Gen Z Americans – who were born between 1997 and 2012 – will be the last generation with a white majority and will give way to a post-2012 “majority minority” generation Alpha, according to a new study of updated US census data.
That change – when non-Hispanic white people will fall below half as a share of the overall US population – should come around 2045, the study predicts.
Projections of the nation’s demographic makeup, including age structure and race-ethnic composition, also show that the fastest population growth is occurring among the older population while the youth population declines.
“This [aging] is not race neutral,” the author of the new Brookings Institute study, William Frey, said. “White Americans contributed substantially to older population gains compared to younger and middle-aged populations, which registered white declines.”
Changes would be better reflected if the next US census – in 2030 – dropped certain categories and adopted others.
Instead of identifying Hispanic, for instance, respondents could check any of several “origin” categories and write in any number of specific racial or ethnic identities.
What the New Data Says
The new data reveals a racial generation gap characterized by an increasingly diverse younger population compared to older generations.
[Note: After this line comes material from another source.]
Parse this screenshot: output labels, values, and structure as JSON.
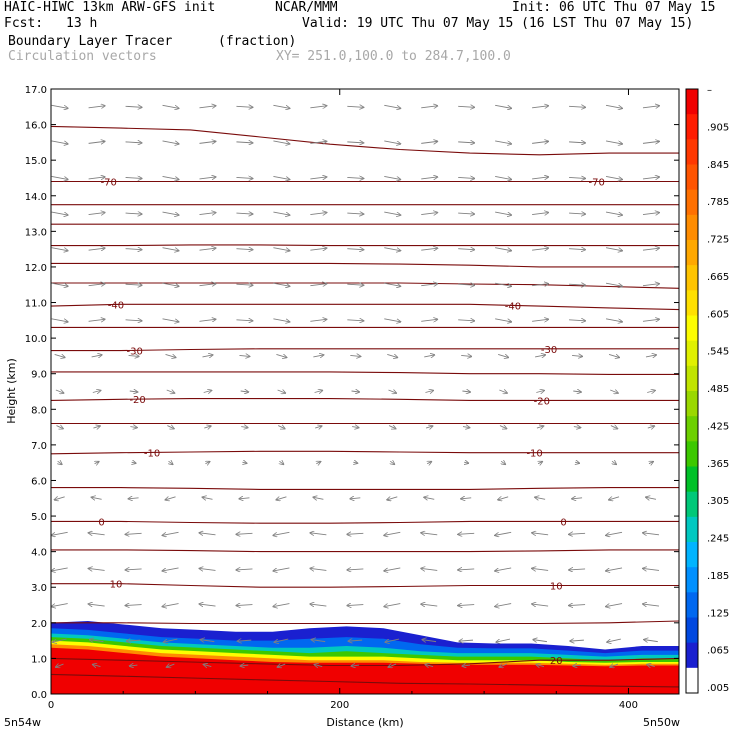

By 2045, the report says, non-Hispanic White Americans will number less than half of the U.S. population.
A 2019 study by Brookings previously showed that less than half of children in America younger than 15 are White. This means Gen Alpha, people born since 2012, will likely be the first “majority minority” generation.
America is aging quickly as Baby Boomers, those born between 1946 and 1964, become seniors. White Americans constituted a significant portion of that generation, particularly in the 65 to 74 age group.
At the same time, the census data indicates that the White American population declined between 2010 and 2020 in age groups below 55. Demographers attributed the White population’s decrease in younger generations to increased births and immigration among people of color, but more significantly, to Baby Boomers entering the senior age ranks.
But the nation’s growing racial and ethnic diversity among younger Americans is more complicated.
Richard Alba, distinguished professor emeritus in sociology at the City University of New York, told The Hill that the national census system is stuck in the past when it comes to how to think about race and ethnicity in America.
Prior to the 21st century, demographers created rigid racial and ethnic classes – either Black or White, for example – in which everyone fit neatly into a category.
However, multiracial Americans are the fastest-growing racial category. “In a sense, we’re forming a new kind of mainstream society here, which is going to be very diverse,” Alba said. “But Whites are going to be a big part of that. It’s not like they’re going to disappear and be supplanted.”